1. Explicit execution_mode override on the task/deployment
2. Deployment-level default execution_mode
3. Flow-level default execution_mode
4. Automatic routing rules based on resource/duration requirements
5. Default: nano

Automatic routing rules:

• Estimated memory > 1 GB or duration > 10 min → micro
• Estimated memory > 2 GB or duration > 1 hour → small
• Estimated memory > 4 GB or duration > 2 hours → medium
• Estimated memory > 8 GB or duration > 6 hours → large
• Estimated memory > 12 GB → xlarge
• Otherwise → nano

You can lock a deployment to a specific tier with execution_mode="medium" (or any tier name) at deploy time. This mapping automatically routes to the appropriate underlying backend and infrastructure.

Updating Settings After Deployment

Runtime tier (execution_mode), schedule, tags, and dependency packages can be changed on a live deployment without redeploying the artifact. Use the Flow Settings dialog in the web UI or the PUT /deployments/{name}/settings API endpoint.

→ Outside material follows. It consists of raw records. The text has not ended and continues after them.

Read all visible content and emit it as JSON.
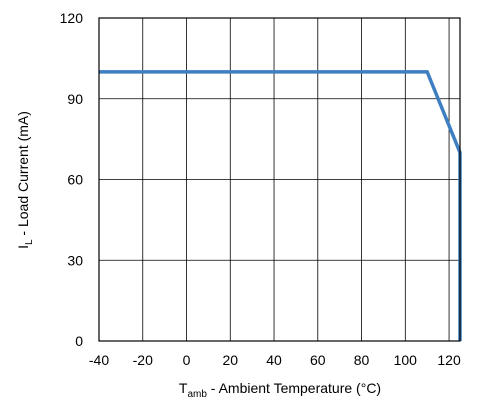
{
  "chart_data": {
    "type": "line",
    "xlabel_main": "T",
    "xlabel_sub": "amb",
    "xlabel_rest": " - Ambient Temperature (°C)",
    "ylabel_main": "I",
    "ylabel_sub": "L",
    "ylabel_rest": " - Load Current (mA)",
    "xlim": [
      -40,
      125
    ],
    "ylim": [
      0,
      120
    ],
    "x_ticks": [
      -40,
      -20,
      0,
      20,
      40,
      60,
      80,
      100,
      120
    ],
    "y_ticks": [
      0,
      30,
      60,
      90,
      120
    ],
    "grid": true,
    "series": [
      {
        "color": "#3d7fc1",
        "x": [
          -40,
          110,
          125,
          125
        ],
        "y": [
          100,
          100,
          70,
          0
        ]
      }
    ]
  }
}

Changes apply to new runs only; in-progress runs are not affected. See the deployment guide for details.

Local vs remote

Use local execution (run_local() or dagy run path/to/flow.py:fn) during development. It produces the same artifacts and metadata as remote execution, making it easy to debug before deploying.

Remote execution adds scheduling, distributed retries, centralized CloudWatch logs, and usage metering. Deploy with flow.deploy() or the dagy build + dagy deploy CLI workflow.